Before starting the project, they knew that they wanted to play up the natural beauty surrounding the house, enhance the natural light and introduce new textures that would give the space a modern look. “Being centred in a wooden lot, we chose to carry natural materials like walnut, marble and slate into the room,” states Dean. “However, to add drama and contrast, the elements are juxtaposed with industrial lighting, square high-polished fixtures and a factory-style barn door.”

As first-time renovators, the couple looked at magazine and design websites to help create a bathroom inspired by the boutique hotels at which they had stayed in California. They wanted comfortable luxury with a contemporary look.

“Several times Caroline and David expressed the importance of quality and luxury,” says the designer. “We used simple but stunning materials to achieve this.” He adds that the walnut vanities were made by WetStyle craftsmen in Montreal, and the feature wall is covered in a pale grey marble. “Nothing in the room is overly patterned; rather, we chose to use luxurious, natural materials in the space.”
The room features two large windows that the couple chose to leave bare, plus oversized mirrors that capture the reflections of the trees surrounding the property. With 11- foot ceilings, the designer anchored the room by creating dramatic 12-inch baseboards from the same Italian stone tile used on the floor.

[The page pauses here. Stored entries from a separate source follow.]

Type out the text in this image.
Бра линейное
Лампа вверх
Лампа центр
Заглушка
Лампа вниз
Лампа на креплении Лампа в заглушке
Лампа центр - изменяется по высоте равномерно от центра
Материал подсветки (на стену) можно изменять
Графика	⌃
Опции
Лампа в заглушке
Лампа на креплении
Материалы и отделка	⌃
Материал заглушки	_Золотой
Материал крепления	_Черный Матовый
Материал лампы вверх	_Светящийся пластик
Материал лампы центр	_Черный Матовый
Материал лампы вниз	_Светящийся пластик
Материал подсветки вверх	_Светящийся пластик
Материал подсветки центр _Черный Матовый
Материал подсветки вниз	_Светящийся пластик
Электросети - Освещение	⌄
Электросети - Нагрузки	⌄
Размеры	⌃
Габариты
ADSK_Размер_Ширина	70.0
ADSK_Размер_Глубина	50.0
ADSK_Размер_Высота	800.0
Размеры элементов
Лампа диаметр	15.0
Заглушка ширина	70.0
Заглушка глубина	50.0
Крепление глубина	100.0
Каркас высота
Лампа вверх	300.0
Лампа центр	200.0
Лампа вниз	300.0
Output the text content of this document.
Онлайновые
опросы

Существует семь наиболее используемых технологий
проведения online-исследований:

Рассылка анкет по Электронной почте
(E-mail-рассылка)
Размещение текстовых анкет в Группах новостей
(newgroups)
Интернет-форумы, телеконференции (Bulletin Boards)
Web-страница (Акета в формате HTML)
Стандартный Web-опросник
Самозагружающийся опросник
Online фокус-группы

Working with the designer was a role reversal for the doctor. “When clients come to see me as their cosmetic physician, they rely on me to be the expert and tell them what they should be doing and what their options are, based on their own ideas. I can look at them and visualize the end result even before I start,” explains Caroline. “In this project, the roles were completely reversed. I sat in the client’s chair and sought Dean’s expert advice to help us create the space we wanted.”

For the designer, the doctor’s esthetic eye and innate sense of beauty only added to the process. “Caroline was great to work with. She trusted me fully. However, together we were able to ensure all the proportions were perfect and the balance was there so that nothing feels out of place.”